Un mariage ainsi commencé n’avait guère de chances de devenir l’union intime et cordiale naïvement rêvée par Caroline de Brunswick. Dès les premières semaines, les efforts tentés par la jeune princesse pour se délivrer de l’odieuse tutelle de lady Jersey, maîtresse avérée de son mari, avaient transformé en une véritable haine l’antipathie instinctive du prince de Galles à son égard. Jamais plus, désormais, il n’allait consentir même à la revoir ; et elle, de son côté, on comprendra aisément qu’elle n’ait pas cru devoir se résigner longtemps à une vie aussi différente de celle qu’on lui avait promise à la cour d’Angleterre. Tout de suite après la naissance d’une fille, elle avait obtenu du Roi, son fidèle protecteur, la permission de s’éloigner de cette cour détestée, et s’en était allée demeurer avec la petite princesse Charlotte au village de Blackheath, dans une maison de campagne dont elle n’était sortie que dix ans plus tard, lorsque l’obligation de défendre son honneur outragé l’avait, pour quelque temps, ramenée à Londres. Un couple d’aventuriers qu’elle avait eu l’imprudence de traiter en amis l’avaient accusée auprès de son mari d’être la véritable mère d’un orphelin dont elle s’était, charitablement, constituée la tutrice. Aussitôt le prince de Galles avait fait nommer une commission secrète, avec l’espoir que les conclusions de celle-ci, établissant l’infidélité de sa femme, lui permettraient d’achever de se séparer d’elle au moyen d’un divorce. Mais la commission avait dû reconnaître, au contraire, la parfaite innocence de l’accusée ; et celle-ci avait été rappelée à la cour, où de nouveau le vieux Roi lui avait prodigué, aussi longtemps qu’il l’avait pu, les marques les plus touchantes de son affection.

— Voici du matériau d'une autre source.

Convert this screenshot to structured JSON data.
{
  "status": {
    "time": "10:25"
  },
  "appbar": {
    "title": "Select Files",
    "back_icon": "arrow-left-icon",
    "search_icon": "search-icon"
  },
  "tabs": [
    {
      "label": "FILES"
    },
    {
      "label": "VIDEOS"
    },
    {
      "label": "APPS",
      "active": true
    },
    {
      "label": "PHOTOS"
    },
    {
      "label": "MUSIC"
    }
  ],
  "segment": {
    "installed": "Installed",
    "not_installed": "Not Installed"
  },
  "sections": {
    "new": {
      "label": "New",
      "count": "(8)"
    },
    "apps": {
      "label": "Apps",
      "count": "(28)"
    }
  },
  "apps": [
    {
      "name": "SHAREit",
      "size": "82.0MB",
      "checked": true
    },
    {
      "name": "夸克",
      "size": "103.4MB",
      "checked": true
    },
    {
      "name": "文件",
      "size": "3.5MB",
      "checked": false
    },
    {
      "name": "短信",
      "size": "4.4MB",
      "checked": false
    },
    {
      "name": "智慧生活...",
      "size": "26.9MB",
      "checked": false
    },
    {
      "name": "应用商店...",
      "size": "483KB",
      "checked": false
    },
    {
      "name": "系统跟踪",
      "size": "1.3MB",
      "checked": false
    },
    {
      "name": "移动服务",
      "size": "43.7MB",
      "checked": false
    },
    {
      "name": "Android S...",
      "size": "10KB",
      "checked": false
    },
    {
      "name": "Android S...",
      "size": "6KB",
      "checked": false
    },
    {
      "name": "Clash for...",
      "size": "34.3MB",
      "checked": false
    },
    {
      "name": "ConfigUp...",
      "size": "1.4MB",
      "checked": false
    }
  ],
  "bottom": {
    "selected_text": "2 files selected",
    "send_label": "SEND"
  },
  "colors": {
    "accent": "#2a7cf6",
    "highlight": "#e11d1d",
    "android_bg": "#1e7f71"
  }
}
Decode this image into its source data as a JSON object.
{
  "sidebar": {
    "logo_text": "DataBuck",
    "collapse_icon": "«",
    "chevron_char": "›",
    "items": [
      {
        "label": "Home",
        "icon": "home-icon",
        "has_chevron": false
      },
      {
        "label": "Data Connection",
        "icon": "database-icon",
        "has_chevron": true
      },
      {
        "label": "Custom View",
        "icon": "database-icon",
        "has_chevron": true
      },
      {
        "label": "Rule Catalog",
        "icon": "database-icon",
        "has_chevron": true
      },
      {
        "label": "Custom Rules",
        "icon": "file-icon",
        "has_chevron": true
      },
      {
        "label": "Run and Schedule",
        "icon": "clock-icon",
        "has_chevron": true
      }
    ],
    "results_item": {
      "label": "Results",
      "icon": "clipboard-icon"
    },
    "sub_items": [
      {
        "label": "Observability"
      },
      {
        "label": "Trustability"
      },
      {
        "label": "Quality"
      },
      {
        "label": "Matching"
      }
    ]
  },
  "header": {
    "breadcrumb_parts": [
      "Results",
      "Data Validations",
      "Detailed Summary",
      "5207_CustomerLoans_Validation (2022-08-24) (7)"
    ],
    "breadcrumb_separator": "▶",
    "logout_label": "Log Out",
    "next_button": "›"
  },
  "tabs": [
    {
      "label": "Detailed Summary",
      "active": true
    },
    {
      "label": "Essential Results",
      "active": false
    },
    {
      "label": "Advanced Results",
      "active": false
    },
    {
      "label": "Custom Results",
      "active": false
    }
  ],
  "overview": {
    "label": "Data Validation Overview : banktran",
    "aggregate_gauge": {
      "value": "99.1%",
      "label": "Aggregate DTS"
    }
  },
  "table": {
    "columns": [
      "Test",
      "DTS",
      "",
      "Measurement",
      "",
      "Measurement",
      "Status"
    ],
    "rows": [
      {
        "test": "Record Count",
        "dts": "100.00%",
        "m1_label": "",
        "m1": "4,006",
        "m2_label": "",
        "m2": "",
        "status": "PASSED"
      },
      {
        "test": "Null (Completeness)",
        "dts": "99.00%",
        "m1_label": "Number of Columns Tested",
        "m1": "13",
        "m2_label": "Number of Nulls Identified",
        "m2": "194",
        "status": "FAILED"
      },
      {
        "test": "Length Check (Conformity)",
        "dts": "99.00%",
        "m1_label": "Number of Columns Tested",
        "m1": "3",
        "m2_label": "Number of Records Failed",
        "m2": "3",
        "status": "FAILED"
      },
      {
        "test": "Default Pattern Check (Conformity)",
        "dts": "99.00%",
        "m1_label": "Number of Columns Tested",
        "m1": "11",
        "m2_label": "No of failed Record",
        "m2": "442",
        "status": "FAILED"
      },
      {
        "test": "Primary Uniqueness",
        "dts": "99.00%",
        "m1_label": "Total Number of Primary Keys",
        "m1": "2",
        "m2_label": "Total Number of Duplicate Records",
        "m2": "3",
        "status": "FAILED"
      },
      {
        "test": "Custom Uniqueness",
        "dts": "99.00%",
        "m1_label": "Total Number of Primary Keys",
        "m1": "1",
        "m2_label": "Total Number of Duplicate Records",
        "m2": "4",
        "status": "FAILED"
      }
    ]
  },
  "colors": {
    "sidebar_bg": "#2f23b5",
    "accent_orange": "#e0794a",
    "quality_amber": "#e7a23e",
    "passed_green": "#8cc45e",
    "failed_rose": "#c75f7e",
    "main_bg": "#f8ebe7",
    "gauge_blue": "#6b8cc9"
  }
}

Malheureusement, la folie de George III s’était aggravée au point de rendre indispensable la proclamation d’une régence. Devenu maître incontesté du pouvoir royal, le mari de Caroline de Brunswick s’était efforcé par tous les moyens de chasser de la cour une princesse dont l’obstination à réclamer ses droits risquait de provoquer les troubles les plus graves, aussi bien à la Chambre des Communes que parmi le peuple. Enfin Caroline, que les pires humiliations n’avaient pu abattre, s’était résignée à quitter l’Angleterre pour assurer la tranquillité et le bonheur de sa fille : car la belle, intrépide, et admirable princesse Charlotte ne se lassait pas de protester en faveur de sa mère, ni non plus de braver toutes les défenses qu’on lui faisait de la voir. Ainsi la princesse de Galles était partie, en août 1814 ; et alors avait commencé pour elle une série d’aventures plus ou moins excentriques, qui s’étaient prolongées jusqu’au lendemain de la mort du vieux George III. Mais voici que, durant l’été de 1820, elle avait appris que son mari, devenu maintenant le roi George IV, se refusait à laisser introduire le nom de sa femme dans les prières publiques ordonnées à l’occasion de son avènement : sur quoi la nouvelle reine s’était hâtée de revenir en Angleterre, malgré la menace d’un procès qui, disait-on, ne manquerait pas d’aboutir à la démonstration formelle de son indignité.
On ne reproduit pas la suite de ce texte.